Городское кладбище всегда честно фиксировало каждую смерть, и его надгробия, иногда покосившиеся и торчавшие из земли, как кривые и гнилые зубы, рассказывали, как кто-то утонул, кого-то придавило насмерть бревном, а кого-то убила инфлюэнца или даже удар молнии. Но с 1915 года все изменилось: мужчины со всей округи продолжали умирать десятками, а кладбище никак на это не реагировало.
Причина была проста: эти тела погибших лежали где-то в грязи на чужбине. Власти делали что могли: там, где позволяли условия и военная обстановка, рылись могилы. Если останки разорванных тел удавалось опознать, а для этого прилагались все силы, то погибших хоронили с военными почестями. Могилы фотографировались, и потом за два фунта один шиллинг и шесть пенсов семья могла приобрести официальный памятный снимок в рамке. Позже появлялись военные мемориалы, но они воздвигались не столько в знак скорби по павшим, сколько во славу победы, оплаченной их жизнями. Но люди считали, что такой победой жизни вряд ли стоило так уж гордиться.
В Партагезе семей, потерявших на фронте своих мужчин, было предостаточно. Причем никакого призыва на военную службу и мобилизации не было. Никто не заставлял их идти воевать.
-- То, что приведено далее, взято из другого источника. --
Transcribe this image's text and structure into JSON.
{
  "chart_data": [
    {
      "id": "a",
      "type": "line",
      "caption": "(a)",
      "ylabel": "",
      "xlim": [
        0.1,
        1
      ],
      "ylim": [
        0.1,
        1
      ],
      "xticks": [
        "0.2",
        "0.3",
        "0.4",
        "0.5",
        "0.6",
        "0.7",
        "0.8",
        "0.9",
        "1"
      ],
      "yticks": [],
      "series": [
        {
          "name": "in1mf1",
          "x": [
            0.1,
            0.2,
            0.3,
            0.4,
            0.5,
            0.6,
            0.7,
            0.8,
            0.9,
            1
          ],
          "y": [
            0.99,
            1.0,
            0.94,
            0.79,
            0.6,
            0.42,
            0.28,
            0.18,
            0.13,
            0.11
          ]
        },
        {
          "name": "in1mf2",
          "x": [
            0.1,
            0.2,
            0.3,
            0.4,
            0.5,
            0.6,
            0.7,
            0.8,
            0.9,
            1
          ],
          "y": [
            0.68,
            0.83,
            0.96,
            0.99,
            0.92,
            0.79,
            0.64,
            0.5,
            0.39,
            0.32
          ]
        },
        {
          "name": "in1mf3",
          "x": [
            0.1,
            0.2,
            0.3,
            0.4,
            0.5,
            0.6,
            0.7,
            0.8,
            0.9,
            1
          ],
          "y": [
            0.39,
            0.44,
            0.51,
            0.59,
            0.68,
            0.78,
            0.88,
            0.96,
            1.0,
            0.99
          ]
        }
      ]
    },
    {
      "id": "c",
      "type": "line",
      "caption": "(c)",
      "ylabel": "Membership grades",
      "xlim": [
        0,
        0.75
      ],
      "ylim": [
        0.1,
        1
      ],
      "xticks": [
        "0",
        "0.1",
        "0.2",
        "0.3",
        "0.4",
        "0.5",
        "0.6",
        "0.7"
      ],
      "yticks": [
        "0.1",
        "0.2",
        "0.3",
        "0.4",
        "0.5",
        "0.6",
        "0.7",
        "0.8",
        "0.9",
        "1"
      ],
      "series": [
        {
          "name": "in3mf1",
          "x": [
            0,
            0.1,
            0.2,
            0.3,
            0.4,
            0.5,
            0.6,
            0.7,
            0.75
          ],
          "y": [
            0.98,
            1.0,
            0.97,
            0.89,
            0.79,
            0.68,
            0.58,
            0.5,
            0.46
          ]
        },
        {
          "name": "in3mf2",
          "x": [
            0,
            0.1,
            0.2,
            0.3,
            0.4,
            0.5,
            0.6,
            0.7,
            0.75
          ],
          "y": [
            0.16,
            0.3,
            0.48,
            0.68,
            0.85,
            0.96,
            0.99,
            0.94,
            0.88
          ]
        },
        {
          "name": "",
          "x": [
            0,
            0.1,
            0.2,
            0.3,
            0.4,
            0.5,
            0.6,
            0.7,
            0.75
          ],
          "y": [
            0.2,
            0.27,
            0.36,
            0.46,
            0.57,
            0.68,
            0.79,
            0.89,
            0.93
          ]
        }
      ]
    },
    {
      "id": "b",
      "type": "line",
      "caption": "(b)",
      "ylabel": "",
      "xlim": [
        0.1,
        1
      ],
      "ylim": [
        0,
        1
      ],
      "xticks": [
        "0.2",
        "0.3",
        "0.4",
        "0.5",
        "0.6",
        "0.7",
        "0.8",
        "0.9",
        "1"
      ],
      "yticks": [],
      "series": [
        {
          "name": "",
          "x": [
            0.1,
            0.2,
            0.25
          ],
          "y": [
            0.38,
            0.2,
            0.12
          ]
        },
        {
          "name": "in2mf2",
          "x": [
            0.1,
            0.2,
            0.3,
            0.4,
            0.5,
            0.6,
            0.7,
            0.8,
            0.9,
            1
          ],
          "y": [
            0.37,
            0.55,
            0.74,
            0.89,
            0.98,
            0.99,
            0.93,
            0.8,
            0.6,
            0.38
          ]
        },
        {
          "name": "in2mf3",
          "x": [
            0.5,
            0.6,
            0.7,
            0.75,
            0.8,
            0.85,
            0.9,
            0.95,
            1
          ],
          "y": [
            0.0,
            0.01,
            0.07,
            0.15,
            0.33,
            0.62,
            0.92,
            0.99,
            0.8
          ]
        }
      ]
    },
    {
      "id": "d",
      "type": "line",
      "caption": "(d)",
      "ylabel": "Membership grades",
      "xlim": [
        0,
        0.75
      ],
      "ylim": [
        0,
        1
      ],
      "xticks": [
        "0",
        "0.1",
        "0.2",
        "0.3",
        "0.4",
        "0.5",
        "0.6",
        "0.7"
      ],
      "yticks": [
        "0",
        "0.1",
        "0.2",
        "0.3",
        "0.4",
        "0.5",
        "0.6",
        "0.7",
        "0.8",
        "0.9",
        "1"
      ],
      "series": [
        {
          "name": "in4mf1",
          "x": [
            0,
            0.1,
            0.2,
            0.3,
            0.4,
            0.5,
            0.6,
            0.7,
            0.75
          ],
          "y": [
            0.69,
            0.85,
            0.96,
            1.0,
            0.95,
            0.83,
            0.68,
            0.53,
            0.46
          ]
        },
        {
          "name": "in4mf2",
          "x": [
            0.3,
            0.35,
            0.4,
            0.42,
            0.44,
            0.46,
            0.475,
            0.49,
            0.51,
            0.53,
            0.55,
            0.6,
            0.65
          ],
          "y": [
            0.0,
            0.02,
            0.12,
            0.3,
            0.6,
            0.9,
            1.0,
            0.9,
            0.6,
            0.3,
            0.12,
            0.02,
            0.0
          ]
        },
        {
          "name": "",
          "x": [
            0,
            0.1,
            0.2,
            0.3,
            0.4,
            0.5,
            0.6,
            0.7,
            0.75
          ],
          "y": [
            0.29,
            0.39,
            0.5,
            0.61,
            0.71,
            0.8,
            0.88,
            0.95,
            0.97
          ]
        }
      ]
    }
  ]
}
Но особенно жестоко судьба обошлась с теми, кого считали «счастливчиками», вернувшимися домой. Детей в честь их возвращения принаряжали, и даже собаке на ошейник повязывали бант, чтобы чувствовался общий праздник. Обычно именно собака первой замечала, что с хозяином
что-то не так. И не потому, что у мужчины не хватало глаза или ноги: вернувшиеся были будто пропавшими без вести, хотя никуда и не пропадали. Взять хотя бы Билли Уишарта с мельницы Сэдлера. Трое детишек и чудесная жена, о которой можно только мечтать. После газовой атаки Билли не может даже толком держать ложку: она стучит о тарелку, как соломорезка, и разбрызгивает суп по всему столу. А руки трясутся так, что невозможно застегнуть пуговицы. А оставшись ночью с женой, он не раздевается, а сворачивается калачиком на кровати и плачет. Или взять Сэма Даусетта, которому удалось выжить в кровавой мясорубке при высадке на Галлиполи, но зато ему оторвало обе ноги и снесло пол-лица в битве при Буллекурте. Его овдовевшая мать не спит ночами, переживая, кто позаботится о ее мальчике, когда Господь призовет ее к себе. Во всей округе не найдется дурочки, которая согласится связать с ним свою судьбу. Такие люди похожи на дырки в швейцарском сыре, в которых ничего нет.На лицах близких надолго застывало выражение как у сбитых с толку игроков, которым сообщили, что правила игры внезапно изменились. Они изо всех сил пытались радоваться самому факту, что их мужчины пострадали не зря и внесли свой вклад в чудесную победу добра над злом. Иногда им это удавалось, и они проглатывали крик злого отчаяния, который так и норовил отрыгнуться, как принесенный в зобе птенцам корм.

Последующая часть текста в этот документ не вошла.